An intro to CSS Methodologies

This is based off of a presentation I put together for an intro to CSS Methodologies. I thought it might be beneficial to write it out here (as opposed to only having it in Powerpoint). I apologize if some of the descriptions are brief, as it was written to be accompanied by my speaking :)

Object Oriented CSS (OOCSS)

Objects in front-end development are simply HTML elements. The CSS is where we make those objects, or elements, modular and location independent to be able to place them anywhere on a page and behave predictably.

Basic principles:

Separating structure from skin:

To abstract the structure and positioning styles of an object from the presentational styles, or skin.

Separating container from content:

To break components’ dependency of their containers. Any object should be able to be placed in another container and still look and behave the same.


Separating Structure

In other words: Position, float, margin, etc from background-color, border, etc

Essentially, don’t mix structure/positioning properties with skin/styling properties on the same class.

Skinning properties and be reused on a variety of elements, preventing property duplication.

Separating Container

Allow re-use of elements no mater where you are in the dom. Styled element should never be dependent on where it’s at in a page.

“Rarely use location-dependent styles.” Do not cascade, go straight into object, give them a class and reference that in your CSS.

Don’t do this:

ul li.list-item {

Instead, go straight into the element:

.list-item {

Never mimic the structure of your HTML in CSS. In other words, don’t refer to tags or IDs in your stylesheets. Instead, try to create and apply a classes that describe the use of the tag in question. And keep nested classes to a bare minimum.

The “Media” Object

Poster child for OOCSS, the “media” object is an image to the left, with descriptive content to the right.
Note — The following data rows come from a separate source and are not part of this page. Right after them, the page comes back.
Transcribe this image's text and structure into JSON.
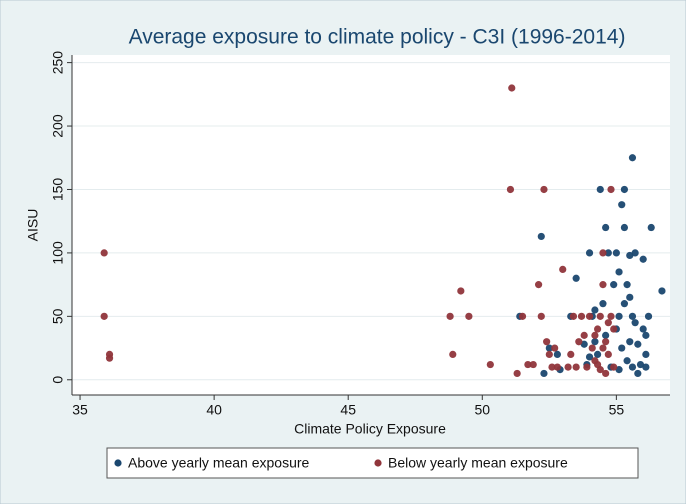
{
  "chart_data": {
    "type": "scatter",
    "title": "Average exposure to climate policy - C3I (1996-2014)",
    "x_label": "Climate Policy Exposure",
    "y_label": "AISU",
    "xlim": [
      34.7,
      57
    ],
    "ylim": [
      -12,
      256
    ],
    "xticks": [
      35,
      40,
      45,
      50,
      55
    ],
    "yticks": [
      0,
      50,
      100,
      150,
      200,
      250
    ],
    "grid": true,
    "legend_position": "bottom",
    "series": [
      {
        "name": "Above yearly mean exposure",
        "color": "#1a476f",
        "x": [
          51.4,
          52.2,
          52.3,
          52.5,
          52.8,
          53.3,
          53.5,
          53.9,
          54.0,
          54.1,
          54.2,
          54.3,
          54.4,
          54.5,
          54.6,
          54.7,
          54.8,
          54.9,
          55.0,
          55.1,
          55.2,
          55.3,
          55.3,
          55.4,
          55.5,
          55.5,
          55.6,
          55.6,
          55.7,
          55.7,
          55.8,
          55.9,
          56.0,
          56.1,
          56.1,
          56.2,
          56.3,
          56.7,
          55.0,
          55.2,
          55.4,
          55.1,
          54.2,
          54.0,
          55.5,
          55.3,
          56.0,
          55.8,
          54.6,
          53.8,
          55.1,
          56.1,
          55.6,
          52.9
        ],
        "values": [
          50,
          113,
          5,
          25,
          20,
          50,
          80,
          12,
          100,
          50,
          30,
          20,
          150,
          60,
          35,
          100,
          10,
          75,
          100,
          50,
          138,
          150,
          120,
          75,
          98,
          65,
          175,
          50,
          45,
          100,
          28,
          12,
          95,
          20,
          10,
          50,
          120,
          70,
          40,
          25,
          15,
          8,
          55,
          18,
          30,
          60,
          40,
          5,
          120,
          28,
          85,
          35,
          10,
          8
        ]
      },
      {
        "name": "Below yearly mean exposure",
        "color": "#90353b",
        "x": [
          35.9,
          35.9,
          36.1,
          36.1,
          48.8,
          48.9,
          49.2,
          49.5,
          50.3,
          51.1,
          51.05,
          51.3,
          51.5,
          51.7,
          51.9,
          52.1,
          52.2,
          52.3,
          52.4,
          52.5,
          52.6,
          52.8,
          53.0,
          53.2,
          53.4,
          53.5,
          53.6,
          53.7,
          53.8,
          53.9,
          54.0,
          54.1,
          54.2,
          54.3,
          54.4,
          54.5,
          54.5,
          54.6,
          54.7,
          54.8,
          54.8,
          54.9,
          54.9,
          54.6,
          54.4,
          54.2,
          54.7,
          54.5,
          54.3,
          53.3,
          52.7
        ],
        "values": [
          100,
          50,
          20,
          17,
          50,
          20,
          70,
          50,
          12,
          230,
          150,
          5,
          50,
          12,
          12,
          75,
          50,
          150,
          30,
          20,
          10,
          10,
          87,
          10,
          50,
          10,
          30,
          50,
          35,
          10,
          50,
          25,
          15,
          40,
          50,
          100,
          75,
          30,
          20,
          150,
          50,
          40,
          10,
          5,
          8,
          35,
          45,
          25,
          12,
          20,
          25
        ]
      }
    ]
  }
}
The content on the right can contain any other objects, text, lists, other media objects

Properties of the media object:

.media {margin:10px;}
.media, .bd {overflow:hidden; _overflow:visible; zoom:1;}
.media .img {float:left; margin-right: 10px;}
.media .img img {display:block;}
.media .imgExt {float:right; margin-left: 10px;}



Using Sass @extend with placeholder classes cleans up your HTML leaving you with semantic class names while still remaining DRY.

Placeholder classes reduce the bloat of extending real classes or using mixing, and if you decide later that you don’t want an element to have that certain style pattern, all you have to do is remove the @extend line instead of going through the HTML and taking it out everywhere.

Placeholders also can be re-used among projects

// Using the media element example (Facebook)

%media {
     overflow: hidden;
     &:first-child {
          float: left;
     &:last-child {
         overflow: hidden;

.status {
     @extend %media;
     // Status specific styles

.profile {
     @extend %media;
     // Profile specific styles

With BEM

Stands for Block Element Modifier, and it’s sort of a way to write OOCSS.

Each block starts with a block (object name). Children of that block are elements, separated by two underscores. Modifiers are added by two hyphens.

.block {}
.block__element {}
.block--modifier {}
// Media object in BEM

.media {}
.media__img {}
.media__img--rev {}
.media__body {}

It really aims to not have an descendant selectors.

You can still use it with Sass though, by using the & to prefix the elements

.media {
     &__img { }

What about Smacss?

“Scalable and modular architecture for CSS” A style guide for your CSS - Widely considered a “must read” Check out the book here- $15.00

Categorization is at the very core of SMACSS.

The purpose of categorization is to find patterns. It’s hard at first to decide what pieces go into what category, but that is all part of the process - it forces you to think.


Naming conventions help to automatically distinguish which category a rule belongs to.